Slowburn
What are your odds of surviving being bumped by a truck while driving it?
The Hoff
Slowburn. It's about competition, not prying your gas truck out of your hands.
Slowburn
Competition is fine but over the life of a daily driver I'd bet the weight penalty of a flat pack car would out weigh the fuel savings of being shipped in a flat packed condition. especially with the move to inclosed car carrier trucks.
JPAR
Expect to see them on the shelves of IKEA this time next year...... actually, Im more interested in the material/manufacture costs. If cheap enough, could easily see this sort of easy to self maintain/repair vehicle get a slice of the third world market (where safety is generally irrelevant). Don't think it'll ship with a hydrogen fuel cell though.... how about sticking a simple engine on it?
Frank Lee
Slow: so glad you brought up odds of encounters with trucks; what are they anyway? If I drive 50,000 miles/year for 500 years, will that be enough driving to become a truck/car collision fatality?
Michael Mantion
Frank the odds of being hit by a car/truck are great. The odds of survival has a lot to do with the vehicle. I am 35 never had an accident in over 500k miles. Once I almost go hit by a car passing me. I slowed abruptly to avoid a definite collision and got rear ended for the trouble. My SUV with traction control had a busted bumper and broken tail light. In this thing I would of been dead.

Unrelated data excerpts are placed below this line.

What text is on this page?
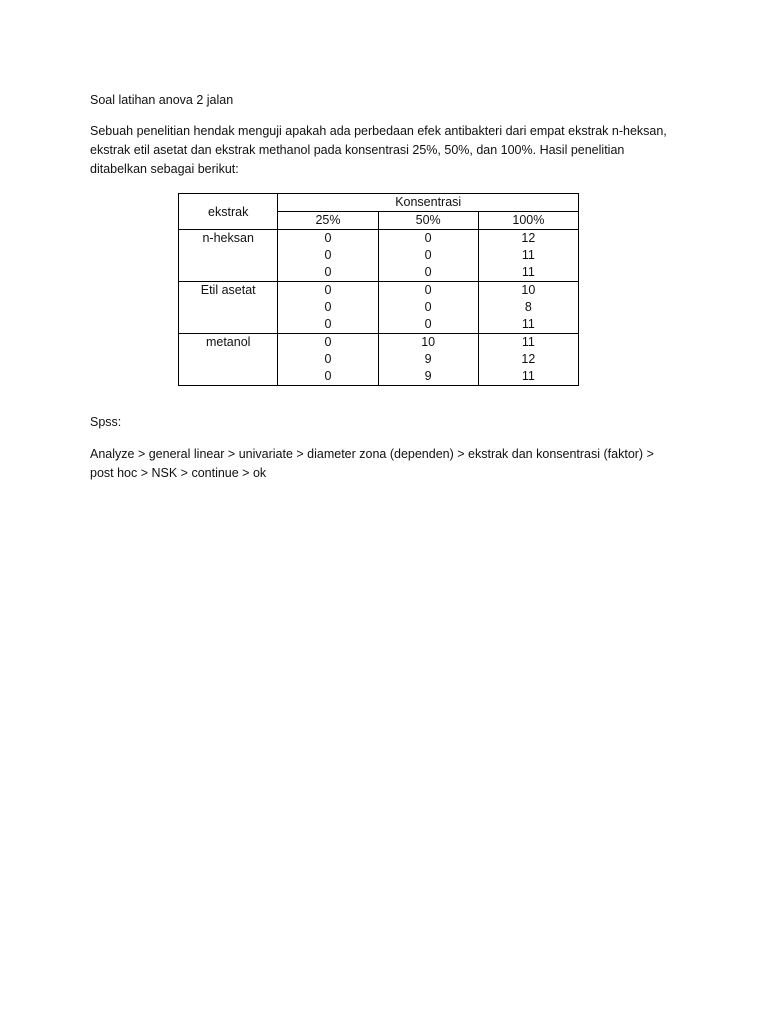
Soal latihan anova 2 jalan
Sebuah penelitian hendak menguji apakah ada perbedaan efek antibakteri dari empat ekstrak n-heksan,
ekstrak etil asetat dan ekstrak methanol pada konsentrasi 25%, 50%, dan 100%. Hasil penelitian
ditabelkan sebagai berikut:
ekstrak	Konsentrasi		
	25%	50%	100%
n-heksan	0	0	12
	0	0	11
	0	0	11
Etil asetat	0	0	10
	0	0	8
	0	0	11
metanol	0	10	11
	0	9	12
	0	9	11
Spss:
Analyze > general linear > univariate > diameter zona (dependen) > ekstrak dan konsentrasi (faktor) >
post hoc > NSK > continue > ok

I am not saying safety is the only thing to consider in a car design, if we had computers driving I would be fine with the above, but as long as humans are behind the wheel I am not taking the chance.
That said I don't think the above car is intended for real world use anyways. This is just an expensive adult version of the boy scouts pine wood derby.
Slowburn
re; Frank Lee I was really asking about crash safety in general whether it be a bump by a truck or T-boned by a Honda running a red light.
The flat pack design sounds heavy for the structural integrity it provides and the energy consumed by shipping the car from the factory to the dealer/destination is an infinitesimal percentage of total lifetime energy consumption and dragging the extra weight around will quickly eat whatever savings that were achieved in shipping.
Frank Lee
Too bad they didn't post the WEIGHT of the little deathtrap- slow must have access to information they didn't present. Mike- go research what the REAL odds are of being a traffic fatality, using REAL statistics, then get back to us on how dangerous it is out on the roads. After that we can work on assessing the risk of dying in something small vs something large.
pointyup
Sounds like a throw away car. Put it on the road with lead acid batteries and a range of 300km, bet it would sell. Safety? Fill all empty spaces with foam rubber or urathane.
cj1058
Hi, I'm one of the designers for the car, happy to answer any questions about it.
The idea behind the car was to explore alternative materials, manufacturing processes, logistical processes and areas within the life cycle of the car that negatively affect the environment. The car is not something that will go straight in to production, but a collaboration of ideas that question current automotive production and consider the future of automotive technology.
What’s the point in designing a concept car for the future that is built using the same materials and processes of today’s cars?
The total weight of the car is 170kg, it does 50mpg and about 25mph.